The movie starts where it left off; Brian (Walker) and Mia (Brewster) break Dom (Vin Diesel) out of custody and end up in Rio. And they have to pull off a doozy of a caper in order to gain their freedom. But guess who's determined to stop them in their tracks, hard-nosed federal agent Luke Hobbs (Johnson). The stage is set for fast cars, hijinks, and loads of drama. I truly feel the need for speed.

"Fast Five" is now playing, don't let it get away.

The Internet is all a buzzed because of a rumor involving director Quentin Tarantino and his latest foray into Black culture. It seems Tarantino, who gave us "Jackie Brown," starring Pam Grier and Samuel Jackson, is now focusing on the Old West with the Spaghetti Western "Django Unchained."

Apparently Tarantino told reporter Anne Thompson he'd like to do for Black people what he did for Jewish people; Tarantino is referring to his much acclaimed film, "Inglorious Basterds." He continued, "I'd like to do a Western. But rather than set it in Texas, have it in slavery times. With that subject everybody is afraid to deal with. Let's shine that light on ourselves."

The Wrap has confirmed that Tarantino already has completed the script for his long-awaited Spaghetti Western, and is preparing to shoot it with Christoph Waltz in a lead role. Walz, who won an Oscar for playing Nazi Col. Hans Landa in Tarantino's "Inglorious Basterds," will play something of a good guy in "Django Unchained."

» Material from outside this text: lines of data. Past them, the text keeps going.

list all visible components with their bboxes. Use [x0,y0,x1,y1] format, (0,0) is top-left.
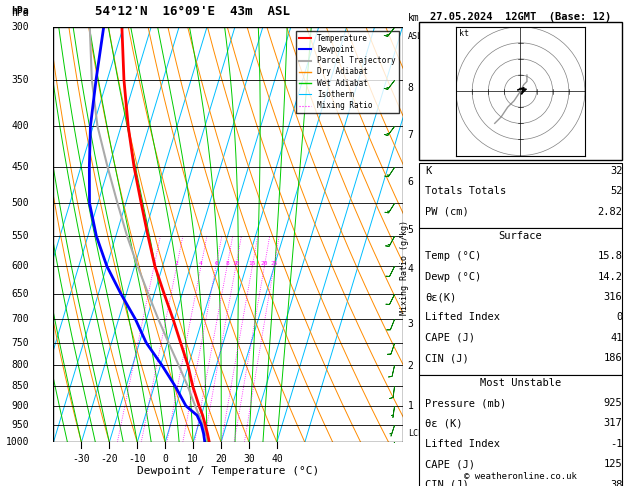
Text: PW (cm): PW (cm) [425,207,469,217]
Text: 40: 40 [271,454,283,465]
Text: -20: -20 [101,454,118,465]
Text: 6: 6 [408,177,414,187]
Text: θε(K): θε(K) [425,292,456,302]
Legend: Temperature, Dewpoint, Parcel Trajectory, Dry Adiabat, Wet Adiabat, Isotherm, Mi: Temperature, Dewpoint, Parcel Trajectory… [296,31,399,113]
Text: 3: 3 [408,319,414,329]
Text: 8: 8 [225,261,229,266]
Text: 125: 125 [604,459,623,469]
Text: 186: 186 [604,353,623,364]
Text: LCL: LCL [408,429,423,438]
Text: 10: 10 [232,261,240,266]
Text: 0: 0 [162,454,168,465]
Text: Lifted Index: Lifted Index [425,312,500,323]
Text: 600: 600 [11,261,29,271]
Text: 14.2: 14.2 [598,272,623,282]
Text: 2: 2 [175,261,179,266]
Text: 20: 20 [260,261,268,266]
Text: 400: 400 [11,121,29,131]
Text: 450: 450 [11,162,29,172]
Text: 500: 500 [11,198,29,208]
Text: 316: 316 [604,292,623,302]
Text: ASL: ASL [408,32,423,41]
Text: Totals Totals: Totals Totals [425,186,506,196]
Text: 317: 317 [604,418,623,429]
Text: 15.8: 15.8 [598,251,623,261]
Text: θε (K): θε (K) [425,418,462,429]
Text: 30: 30 [243,454,255,465]
Text: 10: 10 [187,454,199,465]
Text: 2.82: 2.82 [598,207,623,217]
Text: Temp (°C): Temp (°C) [425,251,481,261]
Text: -30: -30 [72,454,90,465]
Text: 800: 800 [11,360,29,370]
Text: Dewpoint / Temperature (°C): Dewpoint / Temperature (°C) [137,466,319,476]
Text: 900: 900 [11,401,29,411]
Bar [418,163,623,228]
Text: CAPE (J): CAPE (J) [425,333,475,343]
Text: Surface: Surface [499,231,542,241]
Text: 8: 8 [408,83,414,93]
Text: 1000: 1000 [6,437,29,447]
Text: CAPE (J): CAPE (J) [425,459,475,469]
Text: 650: 650 [11,289,29,298]
Text: -1: -1 [610,439,623,449]
Bar [418,228,623,375]
Text: 6: 6 [214,261,218,266]
Text: 2: 2 [408,361,414,371]
Text: 5: 5 [408,225,414,235]
Text: 1: 1 [152,261,156,266]
Text: 20: 20 [215,454,227,465]
Text: 350: 350 [11,75,29,85]
Text: 41: 41 [610,333,623,343]
Text: 38: 38 [610,480,623,486]
Text: 27.05.2024  12GMT  (Base: 12): 27.05.2024 12GMT (Base: 12) [430,12,611,22]
Bar [418,375,623,486]
Text: hPa: hPa [11,8,29,18]
Text: © weatheronline.co.uk: © weatheronline.co.uk [464,472,577,481]
Text: 4: 4 [199,261,203,266]
Text: Most Unstable: Most Unstable [480,378,561,388]
Text: 0: 0 [616,312,623,323]
Text: CIN (J): CIN (J) [425,353,469,364]
Text: 550: 550 [11,231,29,241]
Text: 32: 32 [610,166,623,176]
Bar [418,22,623,160]
Text: 54°12'N  16°09'E  43m  ASL: 54°12'N 16°09'E 43m ASL [96,5,291,18]
Text: 15: 15 [248,261,256,266]
Text: 52: 52 [610,186,623,196]
Text: Pressure (mb): Pressure (mb) [425,398,506,408]
Text: km: km [408,13,420,22]
Text: 925: 925 [604,398,623,408]
Text: 25: 25 [270,261,278,266]
Text: Mixing Ratio (g/kg): Mixing Ratio (g/kg) [400,220,409,315]
Text: Lifted Index: Lifted Index [425,439,500,449]
Text: 300: 300 [11,22,29,32]
Text: 4: 4 [408,264,414,274]
Text: 850: 850 [11,381,29,391]
Text: 950: 950 [11,419,29,430]
Text: CIN (J): CIN (J) [425,480,469,486]
Text: Dewp (°C): Dewp (°C) [425,272,481,282]
Text: hPa: hPa [11,6,29,17]
Text: K: K [425,166,431,176]
Text: 7: 7 [408,130,414,140]
Text: 700: 700 [11,314,29,324]
Text: -10: -10 [128,454,146,465]
Text: 750: 750 [11,338,29,348]
Text: 1: 1 [408,401,414,411]
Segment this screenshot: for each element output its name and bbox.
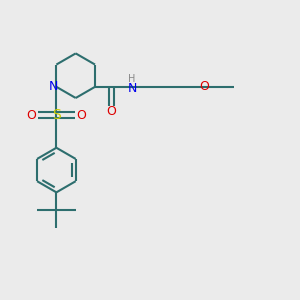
Text: O: O — [76, 109, 86, 122]
Text: S: S — [52, 108, 61, 122]
Text: O: O — [106, 105, 116, 118]
Text: N: N — [49, 80, 58, 93]
Text: N: N — [128, 82, 137, 95]
Text: H: H — [128, 74, 136, 83]
Text: O: O — [199, 80, 209, 93]
Text: O: O — [26, 109, 36, 122]
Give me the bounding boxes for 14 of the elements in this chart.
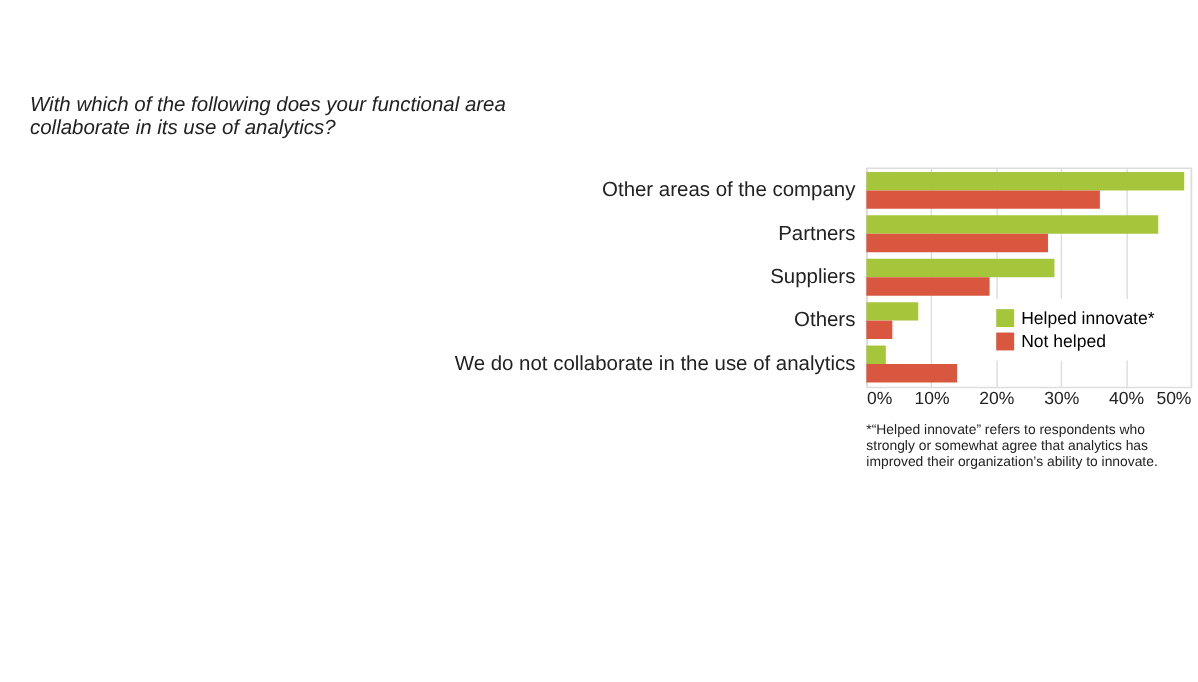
- x-tick-label: 10%: [914, 387, 950, 408]
- x-tick-label: 50%: [1156, 387, 1192, 408]
- legend-label: Not helped: [1021, 331, 1107, 352]
- x-tick-label: 0%: [867, 387, 893, 408]
- x-tick-label: 30%: [1044, 387, 1080, 408]
- y-tick-label: Other areas of the company: [602, 180, 858, 203]
- x-tick-label: 20%: [979, 387, 1015, 408]
- y-tick-label: We do not collaborate in the use of analytics: [454, 353, 856, 376]
- legend-label: Helped innovate*: [1021, 307, 1156, 328]
- y-tick-label: Others: [794, 310, 856, 333]
- text: With which of the following does your functional area collaborate in its use of analytics?: [30, 94, 507, 141]
- x-tick-label: 40%: [1109, 387, 1145, 408]
- y-tick-label: Suppliers: [770, 267, 856, 290]
- y-tick-label: Partners: [778, 223, 856, 246]
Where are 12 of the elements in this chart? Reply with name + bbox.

The title appears to be a nod to Sergio Corbucci's 1966 "Django," about a gunslinger who rescues a woman from bandits. But if Tarantino is true to form, his movie will bear little resemblance to Corbucci's film. In "Django Unchained" the lead character is a former slave, who joins forces with the character Waltz plays in order to save his wife from an evil plantation owner.

The big question is who will play the lead role? Because the movie is set in slavery times it goes without saying the actor has to be old enough to be 'wise' to the world he lives in and young and agile enough to be able to kick butt without fear. In a film like this, writing and directing won't make the film. It will have to be character-driven; a lot will fall on the actor's shoulders. And I would not be surprised if the Black actor who wins this role could potentially become a major player in Hollywood ... a James Bond type. America is ready for this kind of larger-than-life character.

At this time, Tarantino has not even verbalized who he has in mind for the role. You can bet all eyes will be on him, and rumors will abound. No doubt it will be a 'juicy' groundbreaking role that will generate a lot of publicity.